И только сейчас все присутствовавшие вдруг поняли, что их легендарный командир хранит молчание. Степан резко обернулся и увидел, что Рогов, вытянувшись в струну, продолжал сидеть на кровати в исподнем. Глаза его были безумны, рот беззвучно открывался, но ни одно слово не вылетело из него, а вытянутая рука была направлена в сторону диакона.
– Я же… я же тебя убил вчера!?. Ты пришел за мной… и их привел?..
– Смерть твоя близко!.. Ждет тебя геенна огненная и вечные мучения в аду за те злодейства, что ты совершил, за те жизни, что ты отнял у праведных людей!.. Да будет проклят весь твой род до третьего колена!..
Роговцы с ужасом смотрели на своего командира, на диакона и, казалось, были готовы пасть ниц перед этим могучим человеком в рясе, который безбоязненно говорил страшные слова тому, перед кем трепетали сотни, тысячи людей… Прошли мгновения звонкой тишины и что-то незримо изменилось в зале, Рогов как-то странно поежился, вздрогнул всем телом, огонь безумия потух в его глазах, и теперь он заговорил голосом, уже привычным для своих бойцов – властным и насмешливым…

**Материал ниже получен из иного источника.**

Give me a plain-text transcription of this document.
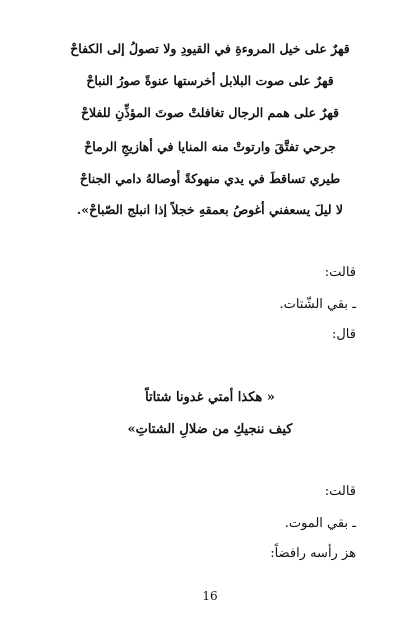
قهرٌ على خيل المروءةِ في القيودِ ولا تصولُ إلى الكفاحْ
قهرٌ على صوت البلابل أخرستها عنوةً صورُ النباحْ
قهرٌ على همم الرجال تغافلتْ صوتَ المؤذِّنِ للفلاحْ
جرحي تفتَّقَ وارتوتْ منه المنايا في أهازيجِ الرماحْ
طيري تساقطَ في يدي منهوكةً أوصالهُ دامي الجناحْ
لا ليلَ يسعفني أغوصُ بعمقهِ خجلاً إذا انبلج الصّباحْ».
قالت:
ـ بقي الشّتات.
قال:
« هكذا أمتي غدونا شتاتاً
كيف ننجيكِ من ضلالِ الشتاتِ»
قالت:
ـ بقي الموت.
هز رأسه رافضاً:
16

– Фу, черт!.. Позабавил ты меня, поп, спозаранку!.. Давно мне не было так весело!.. Ну, сбежал ты вчера от моих орлов, а сегодня-то зачем пожаловал? Или надеешься на божью помощь? Зазря! Я расстреляю тебя и тех придурков, что пришли с тобой! И твой Господь, появись он здесь сейчас… Я бы его тоже к стенке поставил!.. – Рогов рассмеялся зло и сухо.
– Богохульствуешь, ирод рода человеческого!..– Диакон выдержал паузу, словно подыскивая нужное для ответа слово, и вдруг выпалил, глядя в упор в налитые кровью от беспробудного пьянства глаза главного бандита. – Гад ты, Рогов! Последняя гадина!..
– Расстрелять их всех, Степан… около памятника этому… Александру-освободителю, ха-ха-ха! Прочь все отсюда!..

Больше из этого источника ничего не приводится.